Now we go to lithium and we can't use the 1s level anymore without violating the Pauli exclusion principle. So the third electron we add will be a 2s electron.

So we have the electron configurations for the first three elements:

H 1s

He 1s²

Li 1s²2s

As we added another 1s electron to the hydrogen electron configuration to get the helium electron configuration, we can add another electron to the helium electron configuration to get the beryllium electron configuration;

Be 1s²2s²

What are the four quantum numbers for the last electron added to form the beryllium electron configuration? Answer is at the bottom of this page.

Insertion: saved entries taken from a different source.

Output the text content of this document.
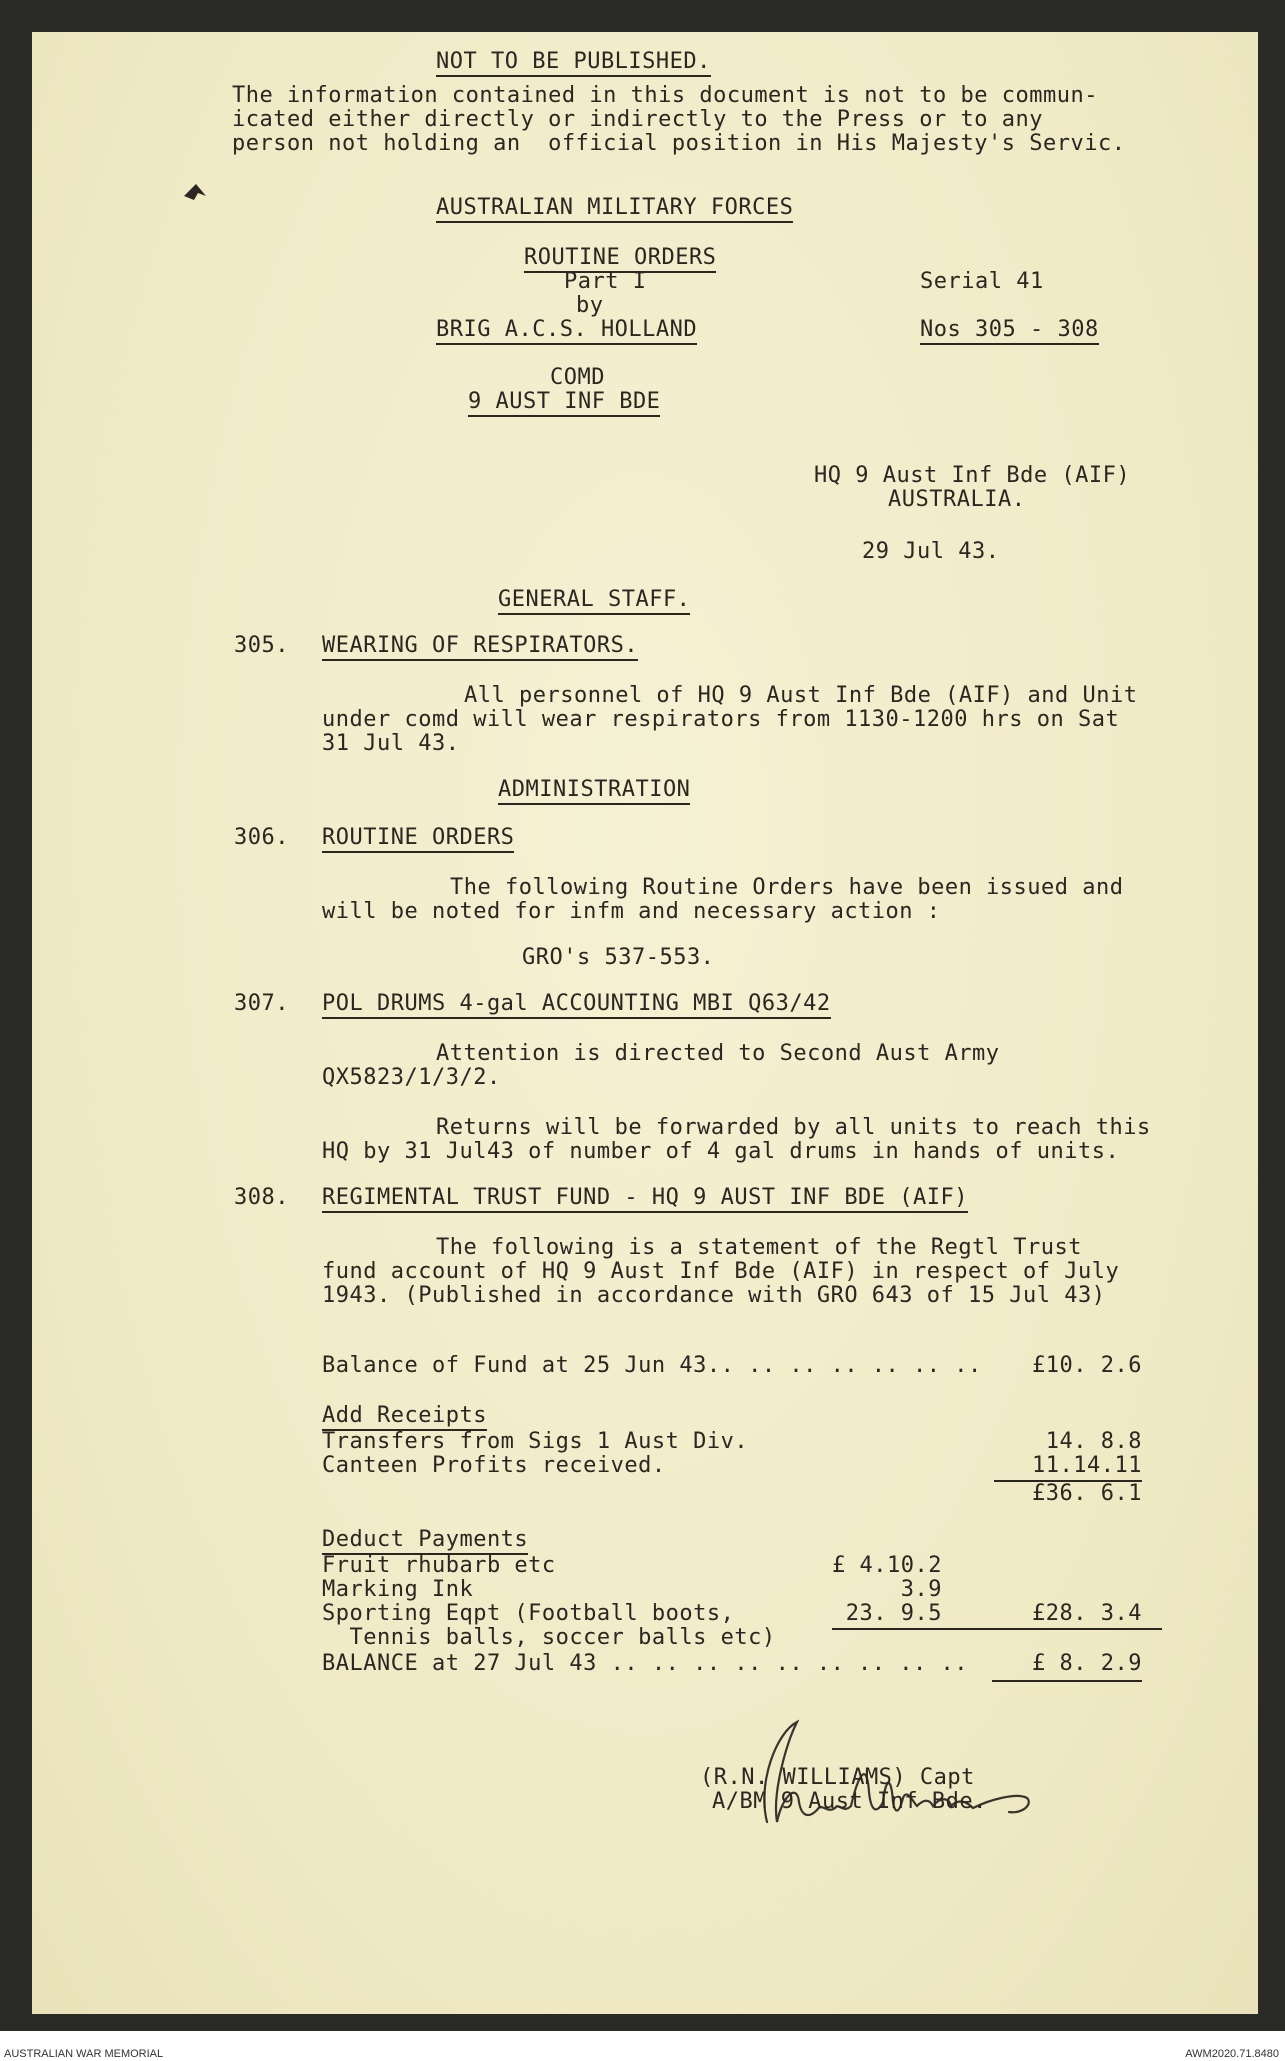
NOT TO BE PUBLISHED.
The information contained in this document is not to be commun-
icated either directly or indirectly to the Press or to any
person not holding an  official position in His Majesty's Servic.
AUSTRALIAN MILITARY FORCES
ROUTINE ORDERS
Part I
by
BRIG A.C.S. HOLLAND
Serial 41
Nos 305 - 308
COMD
9 AUST INF BDE
HQ 9 Aust Inf Bde (AIF)
AUSTRALIA.
29 Jul 43.
GENERAL STAFF.
305. WEARING OF RESPIRATORS.
All personnel of HQ 9 Aust Inf Bde (AIF) and Unit
under comd will wear respirators from 1130-1200 hrs on Sat
31 Jul 43.
ADMINISTRATION
306. ROUTINE ORDERS
The following Routine Orders have been issued and
will be noted for infm and necessary action :
GRO's 537-553.
307. POL DRUMS 4-gal ACCOUNTING MBI Q63/42
Attention is directed to Second Aust Army
QX5823/1/3/2.
Returns will be forwarded by all units to reach this
HQ by 31 Jul43 of number of 4 gal drums in hands of units.
308. REGIMENTAL TRUST FUND - HQ 9 AUST INF BDE (AIF)
The following is a statement of the Regtl Trust
fund account of HQ 9 Aust Inf Bde (AIF) in respect of July
1943. (Published in accordance with GRO 643 of 15 Jul 43)
Balance of Fund at 25 Jun 43.. .. .. .. .. .. ..	£10. 2.6
Add Receipts
Transfers from Sigs 1 Aust Div.	14. 8.8
Canteen Profits received.	11.14.11
£36. 6.1
Deduct Payments
Fruit rhubarb etc	£ 4.10.2
Marking Ink	3.9
Sporting Eqpt (Football boots,	23. 9.5	£28. 3.4
Tennis balls, soccer balls etc)
BALANCE at 27 Jul 43 .. .. .. .. .. .. .. .. ..	£ 8. 2.9
(R.N. WILLIAMS) Capt
A/BM 9 Aust Inf Bde.
AUSTRALIAN WAR MEMORIAL	AWM2020.71.8480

Now we are ready for boron. We are through with the 1s and 2s levels without violating the Pauli exclusion principle so we now go to the 2p level:

B 1s²2s²2p

Now with the 2p level we have three m_l values to work with (-1, 0, 1). Again we will start with the negative value for the lowest energy so that the four quantum numbers for the last electron added to boron are

n = 2, l = 1, m_l = -1, m_s = -1/2

When we go to carbon we can either go to m_l = 0 and keep the m_s = -1/2 or we can keep m_l = -1 and change m_s to +1/2. Which should we do? Remember Hund's rule? Yup. So we keep the m_s = -1/2 and change m_l to 0. Carbon will then have the electron configuration

C 1s²2s²2p²